I am executing MSBuild from a batch file. The MSBuild script is in a different directory than the directory I want MSBuild to consider the working directory when running the script. When invoking MSBuild.exe, how do I change its working directory?

Edit: More details
Let's say I have an MSBuild script located on some other server. I want to run a command thusly:

msbuild.exe \\my_server\c$\My\Path\To\Scripts\TestScript.msbuild

I run that command with my command prompt at c:\temp. Let's say my TestScript.msbuild has a task to create a file. The file has no path just a filename. I would expect that the file gets created inside c:\temp. But it doesn't it gets created next to the msbuild file that is sitting on the server. This is the behavior I want to change.

Edit #2
Here is the script I'm using in my test:

<Project xmlns="http://schemas.microsoft.com/developer/msbuild/2003">   
    <ItemGroup>
        <Files Include="HelloWorld.txt" />
    </ItemGroup>

    <Target Name="TouchFiles">
        <Touch Files="@(Files)" AlwaysCreate="True" />
    </Target>
</Project>

I am going into a command shell CDing into c:\temp and then executing the script.

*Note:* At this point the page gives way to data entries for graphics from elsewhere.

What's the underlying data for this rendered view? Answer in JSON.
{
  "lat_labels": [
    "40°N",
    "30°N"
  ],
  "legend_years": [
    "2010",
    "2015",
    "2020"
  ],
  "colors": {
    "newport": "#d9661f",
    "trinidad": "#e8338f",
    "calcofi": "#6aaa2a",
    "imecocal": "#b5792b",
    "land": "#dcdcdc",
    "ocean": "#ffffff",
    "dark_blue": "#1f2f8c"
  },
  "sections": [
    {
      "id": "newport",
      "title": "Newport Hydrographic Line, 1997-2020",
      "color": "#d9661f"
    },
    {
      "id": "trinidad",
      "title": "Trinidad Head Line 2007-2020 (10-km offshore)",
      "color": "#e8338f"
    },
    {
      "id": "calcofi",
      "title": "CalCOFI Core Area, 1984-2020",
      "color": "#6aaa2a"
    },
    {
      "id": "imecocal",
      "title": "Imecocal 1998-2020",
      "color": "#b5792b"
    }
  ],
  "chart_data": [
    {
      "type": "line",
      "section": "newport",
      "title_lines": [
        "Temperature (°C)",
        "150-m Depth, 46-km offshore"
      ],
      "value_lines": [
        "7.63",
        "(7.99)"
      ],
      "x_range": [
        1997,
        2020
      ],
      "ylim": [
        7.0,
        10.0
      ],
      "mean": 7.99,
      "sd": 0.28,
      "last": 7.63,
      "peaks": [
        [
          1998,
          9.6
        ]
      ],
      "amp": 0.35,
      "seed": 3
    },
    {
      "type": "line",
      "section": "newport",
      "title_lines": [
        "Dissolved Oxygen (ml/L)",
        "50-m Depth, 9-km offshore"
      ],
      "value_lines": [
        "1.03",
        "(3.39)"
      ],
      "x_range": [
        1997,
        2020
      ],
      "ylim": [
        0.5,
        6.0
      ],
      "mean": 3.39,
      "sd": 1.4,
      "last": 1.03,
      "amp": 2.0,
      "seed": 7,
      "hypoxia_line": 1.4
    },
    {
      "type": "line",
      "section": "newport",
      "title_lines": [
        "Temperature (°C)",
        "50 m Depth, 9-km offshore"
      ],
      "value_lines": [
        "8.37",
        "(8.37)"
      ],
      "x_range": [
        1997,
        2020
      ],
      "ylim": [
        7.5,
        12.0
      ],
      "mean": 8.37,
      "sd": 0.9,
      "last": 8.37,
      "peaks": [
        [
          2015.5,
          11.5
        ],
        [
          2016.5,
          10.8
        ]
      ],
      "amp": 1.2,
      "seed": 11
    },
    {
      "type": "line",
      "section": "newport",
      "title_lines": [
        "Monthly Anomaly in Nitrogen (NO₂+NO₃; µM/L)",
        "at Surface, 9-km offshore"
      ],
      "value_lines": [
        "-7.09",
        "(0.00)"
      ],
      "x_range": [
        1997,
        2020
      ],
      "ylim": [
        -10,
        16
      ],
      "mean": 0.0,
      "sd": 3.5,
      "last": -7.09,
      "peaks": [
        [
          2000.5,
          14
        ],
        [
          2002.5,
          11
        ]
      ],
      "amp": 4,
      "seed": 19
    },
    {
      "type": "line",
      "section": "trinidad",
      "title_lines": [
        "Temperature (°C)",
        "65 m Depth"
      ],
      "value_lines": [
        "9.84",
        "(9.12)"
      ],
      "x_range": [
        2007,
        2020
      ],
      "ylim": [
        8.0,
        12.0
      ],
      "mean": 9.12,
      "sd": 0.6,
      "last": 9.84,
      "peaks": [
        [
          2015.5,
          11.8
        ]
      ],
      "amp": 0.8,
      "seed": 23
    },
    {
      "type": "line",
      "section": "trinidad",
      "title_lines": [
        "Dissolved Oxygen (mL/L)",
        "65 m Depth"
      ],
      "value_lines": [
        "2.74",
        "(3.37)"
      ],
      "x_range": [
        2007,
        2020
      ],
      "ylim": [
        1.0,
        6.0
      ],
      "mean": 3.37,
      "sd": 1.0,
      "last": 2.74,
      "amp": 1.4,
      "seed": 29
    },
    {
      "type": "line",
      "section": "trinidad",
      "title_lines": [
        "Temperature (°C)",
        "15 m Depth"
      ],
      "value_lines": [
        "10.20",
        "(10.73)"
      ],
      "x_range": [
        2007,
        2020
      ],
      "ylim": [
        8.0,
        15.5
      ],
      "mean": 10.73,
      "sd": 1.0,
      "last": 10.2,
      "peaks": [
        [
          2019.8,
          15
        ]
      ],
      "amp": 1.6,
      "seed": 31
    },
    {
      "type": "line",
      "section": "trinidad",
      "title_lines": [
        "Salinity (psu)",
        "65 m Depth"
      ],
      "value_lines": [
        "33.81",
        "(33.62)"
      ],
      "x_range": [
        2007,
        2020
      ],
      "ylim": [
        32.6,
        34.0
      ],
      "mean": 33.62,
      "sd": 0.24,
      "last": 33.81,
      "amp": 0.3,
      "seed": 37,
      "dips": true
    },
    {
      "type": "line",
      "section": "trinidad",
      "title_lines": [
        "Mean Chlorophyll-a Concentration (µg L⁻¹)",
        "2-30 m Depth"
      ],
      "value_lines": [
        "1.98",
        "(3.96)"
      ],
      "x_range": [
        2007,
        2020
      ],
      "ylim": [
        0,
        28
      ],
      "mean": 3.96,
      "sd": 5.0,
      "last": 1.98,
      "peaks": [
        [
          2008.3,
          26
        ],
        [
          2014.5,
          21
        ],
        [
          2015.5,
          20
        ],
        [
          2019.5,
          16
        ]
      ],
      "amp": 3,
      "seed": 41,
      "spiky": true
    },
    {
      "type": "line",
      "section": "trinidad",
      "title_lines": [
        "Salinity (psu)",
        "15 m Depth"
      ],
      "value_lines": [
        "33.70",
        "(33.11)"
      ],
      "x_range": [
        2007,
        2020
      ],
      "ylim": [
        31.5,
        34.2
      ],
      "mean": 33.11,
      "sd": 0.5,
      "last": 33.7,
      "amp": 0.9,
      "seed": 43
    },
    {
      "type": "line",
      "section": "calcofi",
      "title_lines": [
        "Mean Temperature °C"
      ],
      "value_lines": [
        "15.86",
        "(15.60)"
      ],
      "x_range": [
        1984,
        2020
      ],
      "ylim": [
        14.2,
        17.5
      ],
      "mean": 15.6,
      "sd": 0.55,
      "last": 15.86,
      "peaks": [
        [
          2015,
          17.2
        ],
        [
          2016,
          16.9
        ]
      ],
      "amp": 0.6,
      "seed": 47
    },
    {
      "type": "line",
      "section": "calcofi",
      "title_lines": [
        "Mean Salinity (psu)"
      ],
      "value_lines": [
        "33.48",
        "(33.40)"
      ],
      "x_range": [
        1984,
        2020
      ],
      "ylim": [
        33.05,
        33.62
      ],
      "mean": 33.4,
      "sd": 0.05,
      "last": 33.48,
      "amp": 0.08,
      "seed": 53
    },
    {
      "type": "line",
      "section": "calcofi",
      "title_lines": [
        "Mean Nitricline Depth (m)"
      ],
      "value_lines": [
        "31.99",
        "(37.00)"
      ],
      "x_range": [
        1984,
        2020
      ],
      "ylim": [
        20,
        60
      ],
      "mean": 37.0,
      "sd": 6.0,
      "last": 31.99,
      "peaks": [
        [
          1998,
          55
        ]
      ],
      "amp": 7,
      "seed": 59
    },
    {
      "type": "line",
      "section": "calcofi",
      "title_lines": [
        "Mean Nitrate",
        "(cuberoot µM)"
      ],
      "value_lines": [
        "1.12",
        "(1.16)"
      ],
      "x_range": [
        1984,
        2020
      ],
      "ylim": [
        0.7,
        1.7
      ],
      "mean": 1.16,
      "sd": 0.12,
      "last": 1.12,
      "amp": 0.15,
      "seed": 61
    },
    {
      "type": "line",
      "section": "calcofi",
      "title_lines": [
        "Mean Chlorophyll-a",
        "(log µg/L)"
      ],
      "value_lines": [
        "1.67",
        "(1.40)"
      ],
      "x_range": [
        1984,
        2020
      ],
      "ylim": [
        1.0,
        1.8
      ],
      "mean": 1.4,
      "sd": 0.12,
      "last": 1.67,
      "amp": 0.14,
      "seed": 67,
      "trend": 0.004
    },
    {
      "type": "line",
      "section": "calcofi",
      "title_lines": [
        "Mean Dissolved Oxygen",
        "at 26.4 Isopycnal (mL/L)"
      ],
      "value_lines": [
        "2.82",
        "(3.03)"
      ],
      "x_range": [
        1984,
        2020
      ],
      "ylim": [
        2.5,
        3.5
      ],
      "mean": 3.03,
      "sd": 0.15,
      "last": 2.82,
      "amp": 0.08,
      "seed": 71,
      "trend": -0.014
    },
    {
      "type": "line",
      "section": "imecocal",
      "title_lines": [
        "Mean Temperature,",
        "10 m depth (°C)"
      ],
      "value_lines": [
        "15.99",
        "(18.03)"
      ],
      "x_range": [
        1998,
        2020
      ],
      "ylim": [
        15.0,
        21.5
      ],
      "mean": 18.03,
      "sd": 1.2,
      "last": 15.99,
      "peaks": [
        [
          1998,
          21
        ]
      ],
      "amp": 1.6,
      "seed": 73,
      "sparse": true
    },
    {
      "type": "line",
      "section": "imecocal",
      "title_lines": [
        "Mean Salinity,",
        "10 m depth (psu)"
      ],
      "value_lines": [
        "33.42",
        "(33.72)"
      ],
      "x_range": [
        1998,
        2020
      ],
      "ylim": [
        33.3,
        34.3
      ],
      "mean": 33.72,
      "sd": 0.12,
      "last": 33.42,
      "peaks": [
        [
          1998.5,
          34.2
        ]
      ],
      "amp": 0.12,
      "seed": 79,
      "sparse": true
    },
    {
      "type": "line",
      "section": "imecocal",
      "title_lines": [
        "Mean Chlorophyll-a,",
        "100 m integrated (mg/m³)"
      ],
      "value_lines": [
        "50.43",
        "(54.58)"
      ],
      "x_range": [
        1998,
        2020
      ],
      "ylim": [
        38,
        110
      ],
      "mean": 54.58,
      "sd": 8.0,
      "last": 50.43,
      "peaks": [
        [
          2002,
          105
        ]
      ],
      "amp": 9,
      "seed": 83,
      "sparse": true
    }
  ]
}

With or without the /p:OutDir switch that @Nick Nieslanik mentions, the HelloWorld.txt file appears in the folder where the *.msbuild file is and not c:\temp.

Answer 1

@jkohlhepp - I see now. You are doing the opposite of what I described in my comment to some degree.
MSBuild common targets use the MSBuildProjectDirectory to determine the output folder unless you override that. So in your case, you could run

msbuild.exe \\my_server\c$\My\Pat\To\Scripts\TestScript.msbuild /p:OutDir=c:\temp 

to force the output to be dropped in that location.

EDIT:
Given the project file above, you'd need to edit it to do something like the following for this to work:

<Project xmlns="http://schemas.microsoft.com/developer/msbuild/2003">
  <PropertyGroup>
    <OutDir Condition=" '$(OutDir)' == '' ">bin\debug\</OutDir>
  </PropertyGroup>
  <ItemGroup>  
    <!-- Without prefacing files with paths, they are assumed relative to the proj file -->
    <FilesToCreate Include="$(OutDir)HelloWorld.txt" />  
  </ItemGroup>  
  <Target Name="TouchFiles">  
     <Touch Files="@(FilesToCreate)" AlwaysCreate="True" />  
  </Target>  
</Project>  

Answer 2

I ran across this while looking for a solution to my problem. Here's my solution (build script):

<?xml version="1.0" encoding="utf-8"?>
<Project xmlns="http://schemas.microsoft.com/developer/msbuild/2003">
  <Target Name="Default">
    <Exec Command="build.bat" WorkingDirectory="..\[your dir]\" />
  </Target>
</Project>

I believe that's more what you were originally looking for?

My problem was that my batch file called another that it expected to be in the same directory, but since my ms build script was being run elsewhere, the batch file failed to find the second batch file.